My second objection is that when I see a title of the form "using X as Y" (especially here, where the audience is technical) I expect the article content to be primarily about how X is useful for Y, and about the specific actions taken to make it fit for purpose. But this one seems to be largely about the consideration and rejection of other tools, and then the rest is basically just celebrating the experience of having made it work.
The main thing I learned about the game, outside of the screenshots and basic description, is that it uses a client-server model. Even though there's no clear reason why that would be necessary or even helpful beyond "it's written in TypeScript and that's what TypeScript devs are accustomed to". Certainly I can hardly fathom that any original implementation of SimCity too such an approach.
Just make it actually cheaper than the suburbs and you'll have more people.
...who in turn will create demand driving prices up.
I'm 100% with you on this, as I spent close to an hour in traffic yesterday driving into the city during the afternoon rush hour, but transport is so much cheaper than real estate, that plenty of people are actually stuck outside big cities.
Looking at the political situation around the world, I think learning should not stop at a certain age. I'm pretty sure even the "older" generation can learn from this. People that grew up with SimCity are now in their forties and fifties, and some never quit gaming at all.
If deno has some perks during development, there must be a way to replace websocket with some other transport that works with webworkers for "production" builds.
As someone who got into programming because of games, wrote a few game engines, released a few - the concept of being able to use webdev tech (beyond UI stuff) for the core game graphics is just unbelievable.
Obviously you won’t get every ounce of juice from the machine but a lot of games don’t require that AAA touch. I’m glad to see the author’s on the same tract as me. WebGPU is so awesome. My biggest issue with this whole approach is that is super trivial to spit out the gltf models that anyone can use your assets.
Trying to work some old school pkg logic into the mix doesn’t really help either. Barring writing my own binary format, I’d love to see a way to make gltf models secure. Allowable from your site but not loadable from elsewhere or something like that. DRM for the art assets.

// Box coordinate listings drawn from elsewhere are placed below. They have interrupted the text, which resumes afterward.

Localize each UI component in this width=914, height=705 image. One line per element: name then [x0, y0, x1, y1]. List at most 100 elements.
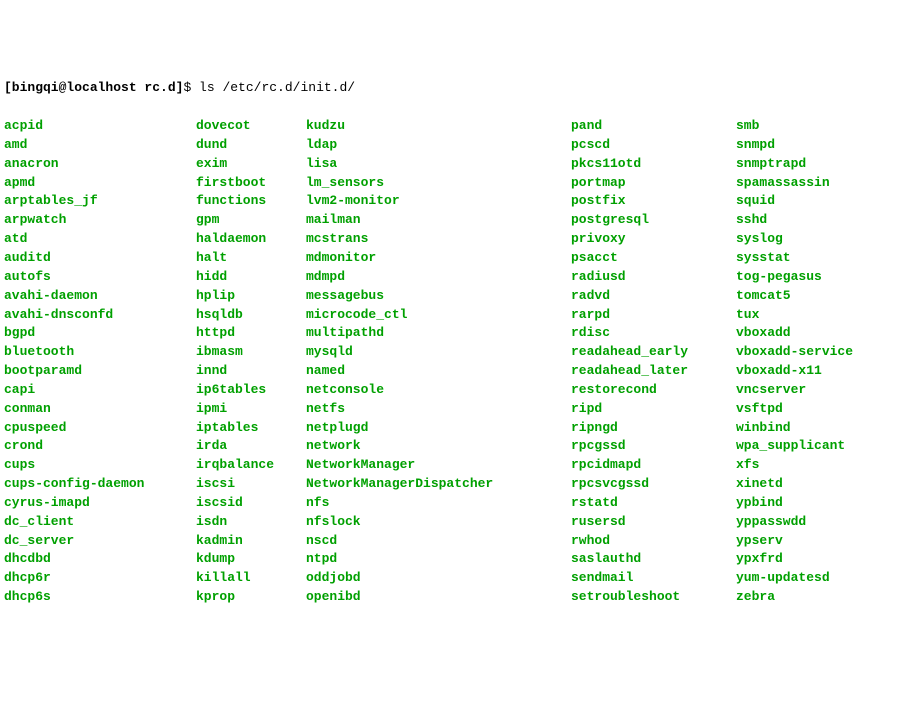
file-entry: psacct: [571, 250, 618, 265]
file-entry: NetworkManagerDispatcher: [306, 476, 493, 491]
file-entry: ldap: [306, 137, 337, 152]
file-entry: killall: [196, 570, 251, 585]
file-entry: snmpd: [736, 137, 775, 152]
file-entry: dund: [196, 137, 227, 152]
file-entry: readahead_early: [571, 344, 688, 359]
file-entry: amd: [4, 137, 27, 152]
file-entry: network: [306, 438, 361, 453]
file-entry: wpa_supplicant: [736, 438, 845, 453]
file-entry: ypbind: [736, 495, 783, 510]
file-entry: dc_client: [4, 514, 74, 529]
file-entry: functions: [196, 193, 266, 208]
file-entry: vboxadd-service: [736, 344, 853, 359]
file-entry: httpd: [196, 325, 235, 340]
file-entry: bluetooth: [4, 344, 74, 359]
file-entry: xinetd: [736, 476, 783, 491]
file-entry: irqbalance: [196, 457, 274, 472]
file-entry: tog-pegasus: [736, 269, 822, 284]
file-entry: restorecond: [571, 382, 657, 397]
file-listing: acpid amd anacron apmd arptables_jf arpw…: [4, 117, 910, 607]
file-entry: vboxadd: [736, 325, 791, 340]
file-entry: postgresql: [571, 212, 649, 227]
file-entry: arptables_jf: [4, 193, 98, 208]
file-entry: netplugd: [306, 420, 368, 435]
file-entry: lisa: [306, 156, 337, 171]
file-entry: ibmasm: [196, 344, 243, 359]
file-entry: kdump: [196, 551, 235, 566]
file-entry: rstatd: [571, 495, 618, 510]
file-entry: mcstrans: [306, 231, 368, 246]
prompt-userhost: [bingqi@localhost rc.d]: [4, 80, 183, 95]
file-entry: iscsi: [196, 476, 235, 491]
listing-col-3: kudzu ldap lisa lm_sensors lvm2-monitor …: [306, 117, 571, 607]
file-entry: atd: [4, 231, 27, 246]
file-entry: ypserv: [736, 533, 783, 548]
file-entry: setroubleshoot: [571, 589, 680, 604]
file-entry: multipathd: [306, 325, 384, 340]
file-entry: nfslock: [306, 514, 361, 529]
file-entry: spamassassin: [736, 175, 830, 190]
file-entry: saslauthd: [571, 551, 641, 566]
file-entry: gpm: [196, 212, 219, 227]
file-entry: cups: [4, 457, 35, 472]
file-entry: postfix: [571, 193, 626, 208]
file-entry: dc_server: [4, 533, 74, 548]
file-entry: autofs: [4, 269, 51, 284]
file-entry: innd: [196, 363, 227, 378]
file-entry: anacron: [4, 156, 59, 171]
file-entry: ip6tables: [196, 382, 266, 397]
file-entry: yppasswdd: [736, 514, 806, 529]
file-entry: nfs: [306, 495, 329, 510]
file-entry: hidd: [196, 269, 227, 284]
file-entry: auditd: [4, 250, 51, 265]
file-entry: nscd: [306, 533, 337, 548]
file-entry: sendmail: [571, 570, 633, 585]
file-entry: ripngd: [571, 420, 618, 435]
file-entry: arpwatch: [4, 212, 66, 227]
file-entry: irda: [196, 438, 227, 453]
file-entry: named: [306, 363, 345, 378]
file-entry: cpuspeed: [4, 420, 66, 435]
file-entry: haldaemon: [196, 231, 266, 246]
file-entry: sshd: [736, 212, 767, 227]
file-entry: lvm2-monitor: [306, 193, 400, 208]
file-entry: mailman: [306, 212, 361, 227]
file-entry: rwhod: [571, 533, 610, 548]
file-entry: oddjobd: [306, 570, 361, 585]
listing-col-4: pand pcscd pkcs11otd portmap postfix pos…: [571, 117, 736, 607]
file-entry: privoxy: [571, 231, 626, 246]
file-entry: snmptrapd: [736, 156, 806, 171]
file-entry: dhcp6r: [4, 570, 51, 585]
file-entry: mdmonitor: [306, 250, 376, 265]
file-entry: tomcat5: [736, 288, 791, 303]
file-entry: kadmin: [196, 533, 243, 548]
file-entry: netfs: [306, 401, 345, 416]
file-entry: pand: [571, 118, 602, 133]
command-text: ls /etc/rc.d/init.d/: [199, 80, 355, 95]
file-entry: xfs: [736, 457, 759, 472]
file-entry: exim: [196, 156, 227, 171]
file-entry: tux: [736, 307, 759, 322]
file-entry: capi: [4, 382, 35, 397]
file-entry: zebra: [736, 589, 775, 604]
file-entry: mysqld: [306, 344, 353, 359]
file-entry: hplip: [196, 288, 235, 303]
file-entry: avahi-dnsconfd: [4, 307, 113, 322]
file-entry: rpcsvcgssd: [571, 476, 649, 491]
file-entry: acpid: [4, 118, 43, 133]
file-entry: rusersd: [571, 514, 626, 529]
file-entry: pkcs11otd: [571, 156, 641, 171]
file-entry: portmap: [571, 175, 626, 190]
file-entry: isdn: [196, 514, 227, 529]
file-entry: microcode_ctl: [306, 307, 407, 322]
file-entry: ypxfrd: [736, 551, 783, 566]
file-entry: ntpd: [306, 551, 337, 566]
file-entry: bgpd: [4, 325, 35, 340]
file-entry: squid: [736, 193, 775, 208]
file-entry: mdmpd: [306, 269, 345, 284]
file-entry: ipmi: [196, 401, 227, 416]
file-entry: vsftpd: [736, 401, 783, 416]
file-entry: NetworkManager: [306, 457, 415, 472]
file-entry: readahead_later: [571, 363, 688, 378]
listing-col-1: acpid amd anacron apmd arptables_jf arpw…: [4, 117, 196, 607]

Would also like to see more infrastructure like water and electricity. Any plans to open source parts of this?
The concept is to provide a WASM runtime for games with all the functionality you’d need. Graphics, audio, storage, input, UI, etc.
It’s made in Rust and doesn’t use a browser engine at all.
Haven’t touched it in a little while but the concept is still sound. It’s all the benefits that a mature engine would give you, without the engine. Eventually there would be a package manager where you would be able to find engines built for this runtime.
IMO This is the key part of the article. Having live reload available shortened the feedback loop drastically.
It makes an even bigger difference for game development than it does for web stuff, due to longer compile times. I hope it becomes commonplace for more more free game engines.
https://godotengine.org/
How does Microlandia fare against cities skylines? I have played neither, but I’m curious about performance comparisons between fully web sim game against unity one.
I don't feel like the author explained why such focus on being a downloadable game. Just nostalgia or because they want it included in Steam? With a web ui, why not make this a web game?
I absolutely loved the original SimCity and SC2000. The focus on creation, management, and simulation was always more fun to me than the graphics.
This game looks like so much fun as well and eager to give it a try.